Jhathavedh Subramanyan

Personal information
- Born: 16 September 1999 (age 26) Hong Kong
- Batting: Right-handed
- Bowling: Right-arm legbreak
- Source: Cricinfo, 8 April 2018

= Jhathavedh Subramanyan =

Hong Kong cricketer (born 1999)

Jhathavedh Subramanyan (born 16 September 1999) is a Hong Kong cricketer. He made his first-class debut on 7 April 2018 for Durham MCCU against Middlesex as part of the Marylebone Cricket Club University fixtures.

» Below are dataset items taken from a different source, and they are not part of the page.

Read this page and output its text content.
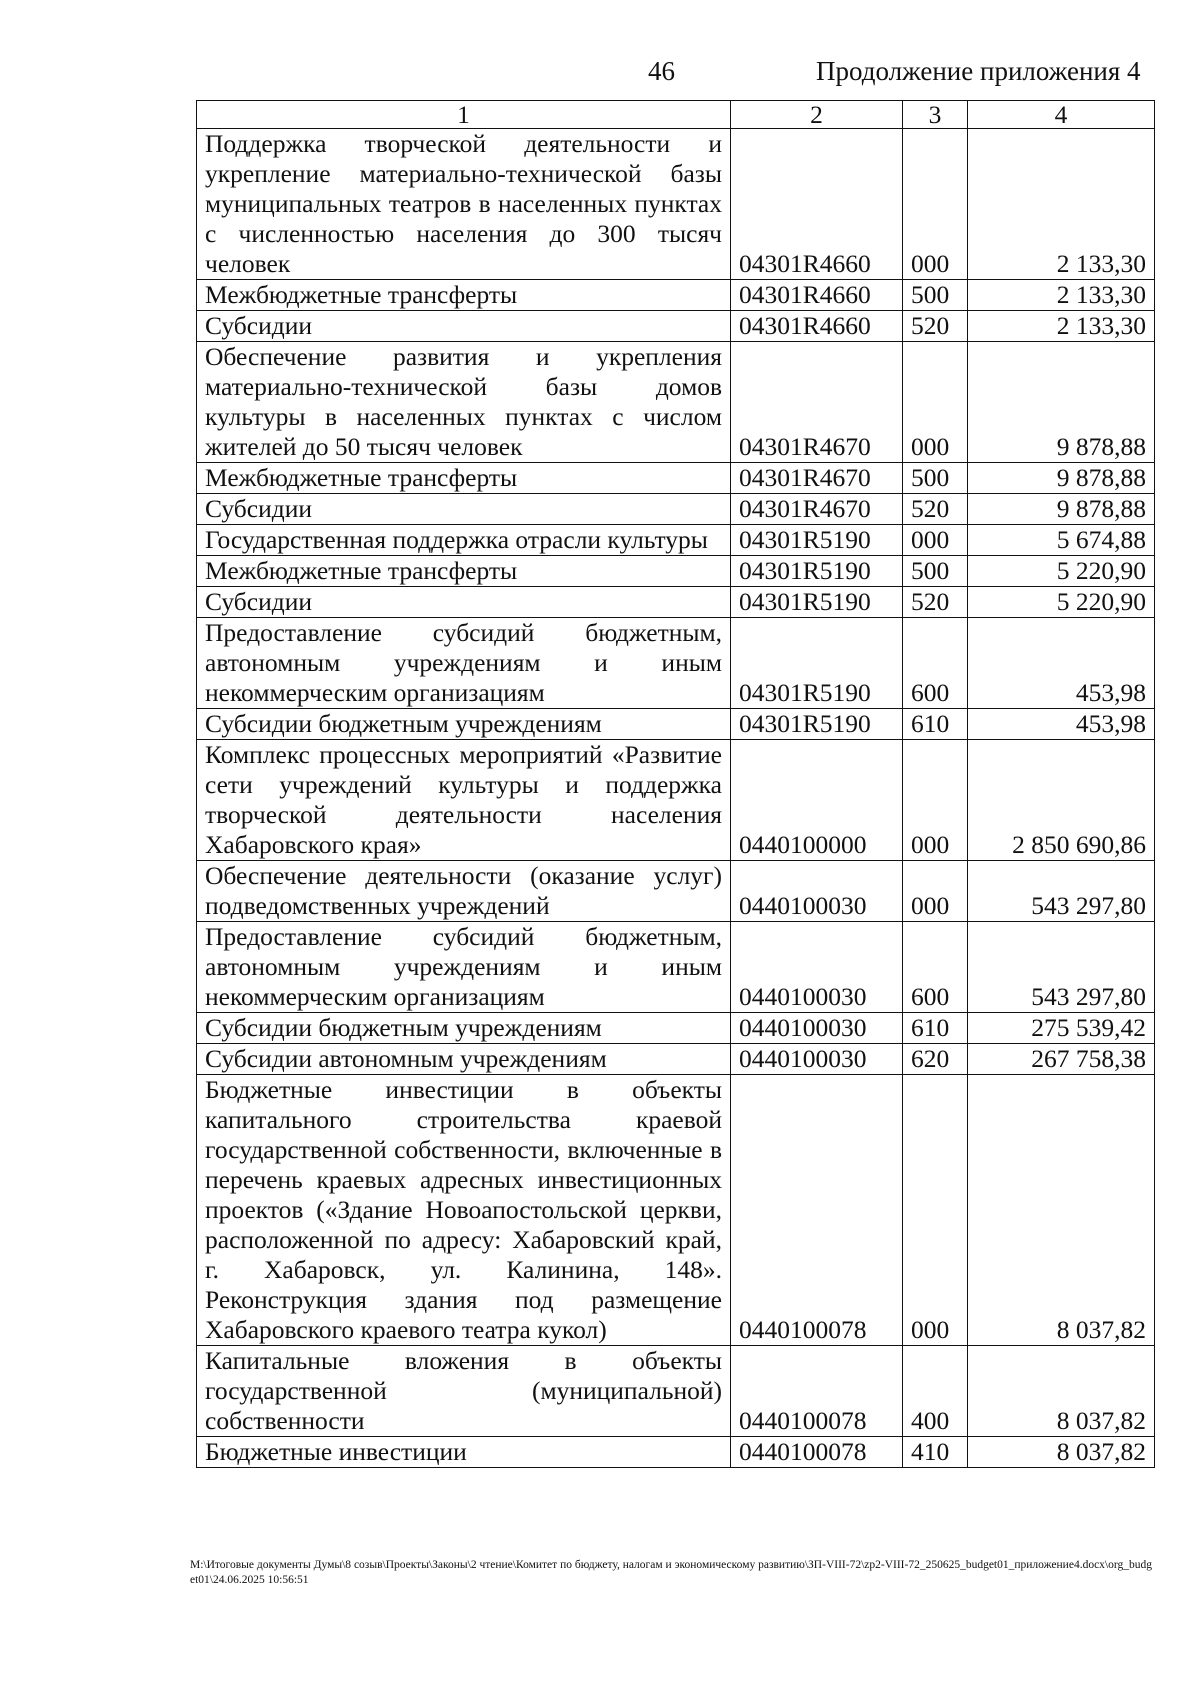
46	Продолжение приложения 4
1	2	3	4
Поддержка творческой деятельности и укрепление материально-технической базы муниципальных театров в населенных пунктах с численностью населения до 300 тысяч человек	04301R4660	000	2 133,30
Межбюджетные трансферты	04301R4660	500	2 133,30
Субсидии	04301R4660	520	2 133,30
Обеспечение развития и укрепления материально-технической базы домов культуры в населенных пунктах с числом жителей до 50 тысяч человек	04301R4670	000	9 878,88
Межбюджетные трансферты	04301R4670	500	9 878,88
Субсидии	04301R4670	520	9 878,88
Государственная поддержка отрасли культуры	04301R5190	000	5 674,88
Межбюджетные трансферты	04301R5190	500	5 220,90
Субсидии	04301R5190	520	5 220,90
Предоставление субсидий бюджетным, автономным учреждениям и иным некоммерческим организациям	04301R5190	600	453,98
Субсидии бюджетным учреждениям	04301R5190	610	453,98
Комплекс процессных мероприятий «Развитие сети учреждений культуры и поддержка творческой деятельности населения Хабаровского края»	0440100000	000	2 850 690,86
Обеспечение деятельности (оказание услуг) подведомственных учреждений	0440100030	000	543 297,80
Предоставление субсидий бюджетным, автономным учреждениям и иным некоммерческим организациям	0440100030	600	543 297,80
Субсидии бюджетным учреждениям	0440100030	610	275 539,42
Субсидии автономным учреждениям	0440100030	620	267 758,38
Бюджетные инвестиции в объекты капитального строительства краевой государственной собственности, включенные в перечень краевых адресных инвестиционных проектов («Здание Новоапостольской церкви, расположенной по адресу: Хабаровский край, г. Хабаровск, ул. Калинина, 148». Реконструкция здания под размещение Хабаровского краевого театра кукол)	0440100078	000	8 037,82
Капитальные вложения в объекты государственной (муниципальной) собственности	0440100078	400	8 037,82
Бюджетные инвестиции	0440100078	410	8 037,82
М:\Итоговые документы Думы\8 созыв\Проекты\Законы\2 чтение\Комитет по бюджету, налогам и экономическому развитию\ЗП-VIII-72\zp2-VIII-72_250625_budget01_приложение4.docx\org_budget01\24.06.2025 10:56:51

Prior to his first-class debut, Subramanyan captained the Hong Kong U-19s in the Under-19 Cricket World Cup qualifiers and took five wickets against Oman in October 2016. In September 2017, he was named in Hong Kong's squad for fixtures in the 2015–17 ICC World Cricket League Championship and the 2015–17 ICC Intercontinental Cup.

In August 2018, he was named in Hong Kong's squad for the 2018 Asia Cup Qualifier tournament. However, he was ruled of the tournament due to injury. In April 2019, he was named in Hong Kong's squad for the 2019 ICC World Cricket League Division Two tournament in Namibia. He made his List A debut for Hong Kong against Canada in the 2019 ICC World Cricket League Division Two tournament on 20 April 2019.

In 2023, Subramanyan soon was picked up by the cricket team Lyca Kovai Kings in the first ever TNPL (Tamil Nadu Premier League) auction upon recommendation from the team's captain Shahrukh Khan, and took 11 wickets in 9 matches. Due to his stellar performance, he was subsequently picked up by the team Sunrisers Hyderabad in the 2024 IPL (Indian Premier League) auction.